Again, trope of the genre.

Seriously. If you think that mercy is a part of spaghetti westerns, you haven't seen enough of them. Hell, misplaced revenge (and yes, I think Jack's revenge was slightly misplaced, and I'll explain why in a sec) is a frequent one. Good lord, man, if you took a look at the filmography of the genre, half of them are about that.

I've seen enough to know that forgiveness, mercy and reconciliation are central themes that RDR moves towards but abandon at the last minute, denying pathos for shallow murder of retired old men. This ending should have ended up on the cutting room floor.
I'll concede that the game would have been improved by having that option. I would be curious myself to see it. Had it been up to me tasked with coming up with such an ending, I would have had Jack spare Ross's life, not so much out of forgiveness, but pity for him; pity that Ross was only doing the bidding of the game's REAL evil mastermind, namely the governor of New Austin. Sort of like what Carl Childers says to his father in Slingblade. "I looked into killing you. I looked into it a great deal. But I figure you're just sit there and die soon anyway". It was the governor who set the whole thing in motion. He didn't want his hands bloody and risk directly killing folk heroes either (the Van Derlende's had a "Jesse James" vibe going, so they had something of a rogue hero image, wrong as it is was near the end), so he arranged the whole plan and got Ross and his fellow G-men to agree to it.

His plan worked too. The Van Derlende gang was gunned down/hanged, betrayed by one of their own, and the governor get's reelected, famed as the man who cleaned up New Austin and took out the last great outlaws. All it cost him was the blood of people he'll never meet and one grouchy retiree. If Red Dead Revenge follows Jack, hopefully it's along those lines.

But that's not what we got. It followed the usual italio-western trope where revenge was it's own reward, even if the bad guys won, and consider the governor's reelection AND the revolutionary you aided in Mexico ended up an even worse despot than Alliende, they emphatically won.
Good The Bad and The Ugly: Blondie lets Tuco live.

The quintessential Spaghetti Western found redemption and forgiveness in the end.

"REAL evil mastermind, namely the governor of New Austin."

Yeah. So "evil" wanting psychopathic-killers to stop their psychopathic-killing.

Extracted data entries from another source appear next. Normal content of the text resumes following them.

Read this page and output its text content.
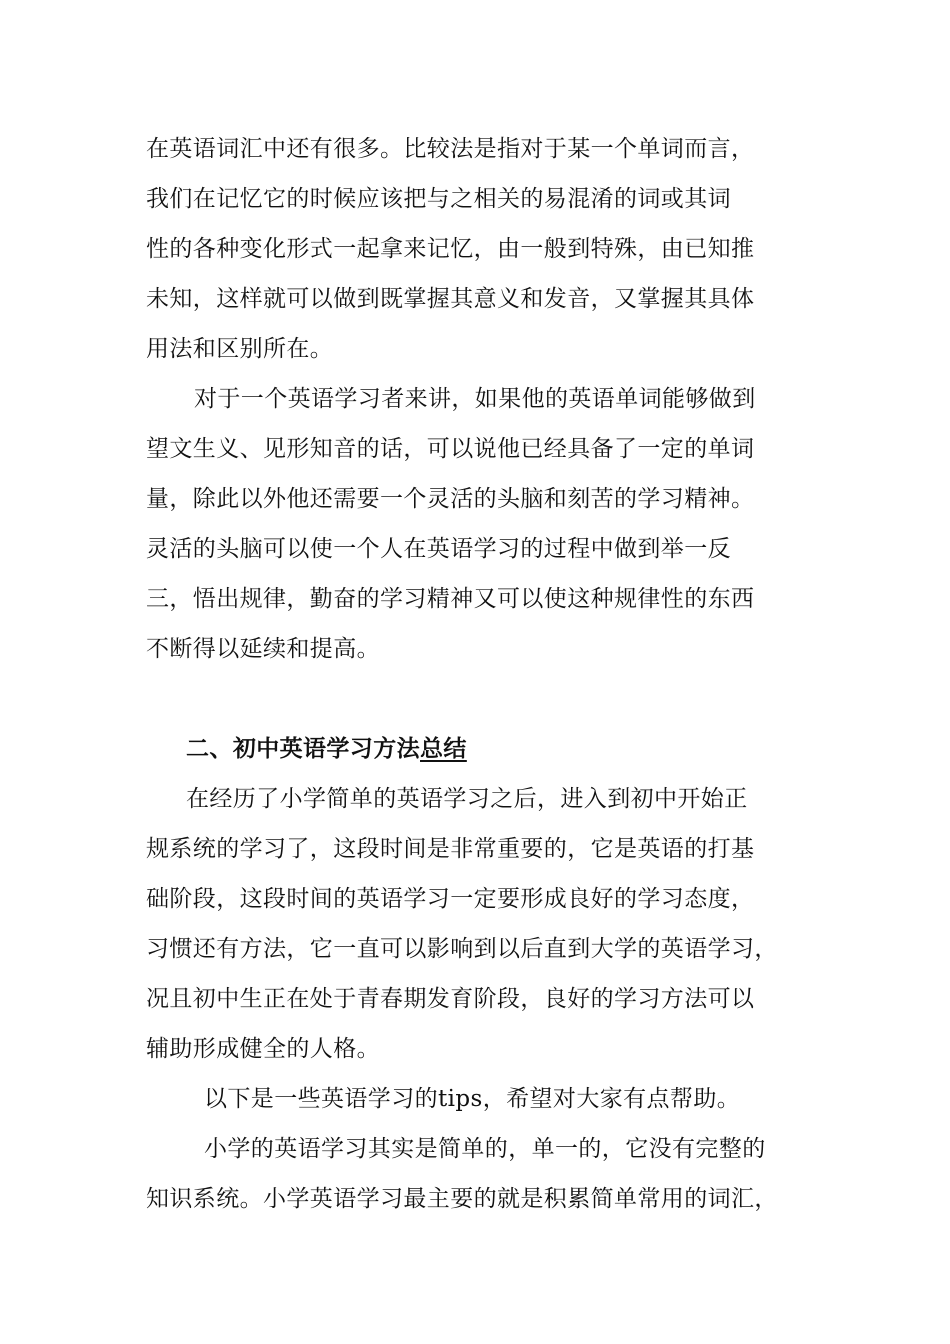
在英语词汇中还有很多。比较法是指对于某一个单词而言，
我们在记忆它的时候应该把与之相关的易混淆的词或其词
性的各种变化形式一起拿来记忆，由一般到特殊，由已知推
未知，这样就可以做到既掌握其意义和发音，又掌握其具体
用法和区别所在。
对于一个英语学习者来讲，如果他的英语单词能够做到
望文生义、见形知音的话，可以说他已经具备了一定的单词
量，除此以外他还需要一个灵活的头脑和刻苦的学习精神。
灵活的头脑可以使一个人在英语学习的过程中做到举一反
三，悟出规律，勤奋的学习精神又可以使这种规律性的东西
不断得以延续和提高。
二、初中英语学习方法总结
在经历了小学简单的英语学习之后，进入到初中开始正
规系统的学习了，这段时间是非常重要的，它是英语的打基
础阶段，这段时间的英语学习一定要形成良好的学习态度，
习惯还有方法，它一直可以影响到以后直到大学的英语学习，
况且初中生正在处于青春期发育阶段，良好的学习方法可以
辅助形成健全的人格。
以下是一些英语学习的tips，希望对大家有点帮助。
小学的英语学习其实是简单的，单一的，它没有完整的
知识系统。小学英语学习最主要的就是积累简单常用的词汇，
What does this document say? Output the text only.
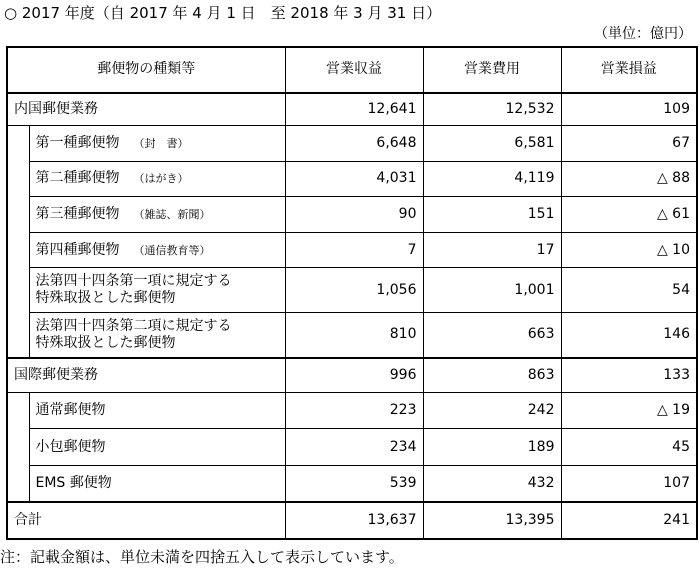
○ 2017 年度（自 2017 年 4 月 1 日　至 2018 年 3 月 31 日）
（単位：億円）
郵便物の種類等		営業収益	営業費用	営業損益
内国郵便業務		12,641	12,532	109
	第一種郵便物 （封　書）	6,648	6,581	67
	第二種郵便物 （はがき）	4,031	4,119	△ 88
	第三種郵便物 （雑誌、新聞）	90	151	△ 61
	第四種郵便物 （通信教育等）	7	17	△ 10

	法第四十四条第一項に規定する
特殊取扱とした郵便物	1,056	1,001	54

	法第四十四条第二項に規定する
特殊取扱とした郵便物	810	663	146
国際郵便業務		996	863	133
	通常郵便物	223	242	△ 19
	小包郵便物	234	189	45
	EMS 郵便物	539	432	107
合計		13,637	13,395	241
注：記載金額は、単位未満を四捨五入して表示しています。
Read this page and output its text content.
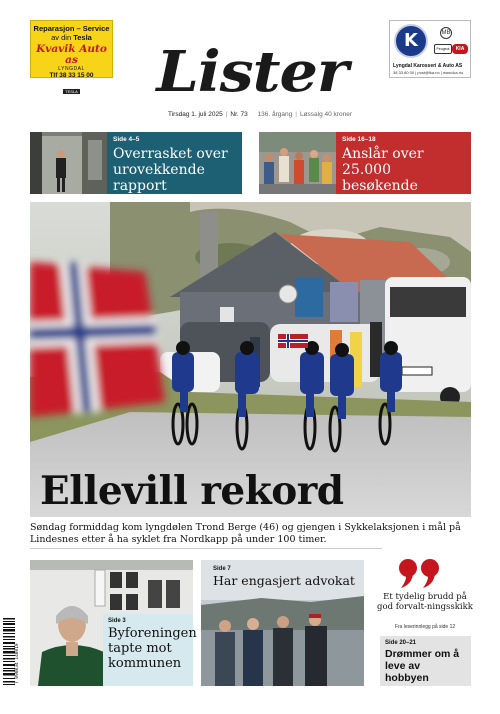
Reparasjon – Service
av din Tesla
Kvavik Auto as
LYNGDAL
Tlf 38 33 15 00
TESLA	Lister
Tirsdag 1. juli 2025 | Nr. 73 136. årgang | Løssalg 40 kroner
K	MB
Peugeot	KIA
Lyngdal Karosseri & Auto AS
38 33 80 00 | post@lka.no | www.lka.no
Side 4–5
Overrasket over urovekkende rapport
Side 16–18
Anslår over 25.000 besøkende
Ellevill rekord
Søndag formiddag kom lyngdølen Trond Berge (46) og gjengen i Sykkelaksjonen i mål på Lindesnes etter å ha syklet fra Nordkapp på under 100 timer.
7 090034 140019
Side 3
Byforeningen tapte mot kommunen
Side 7
Har engasjert advokat
Et tydelig brudd på god forvalt-ningsskikk
Fra leserinnlegg på side 12
Side 20–21
Drømmer om å leve av hobbyen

Rockstar tried and failed with their anti-establishment message, all they ever had was complaining and bitching from the characters about the government but the real harm and injustice was being done by the outlaws. The worst they could do is politically incorrect anthropologists.

"All it cost him was the blood of..."

the blood of totally out of control killers. They got a trial and if you have an issue with hanging then you have an issue with the legislature that decided hanging was the sentence for such crimes that they were fairly found guilty of. I remind you even today many American States still give the punishment of death sentence for the crime of first degree murder.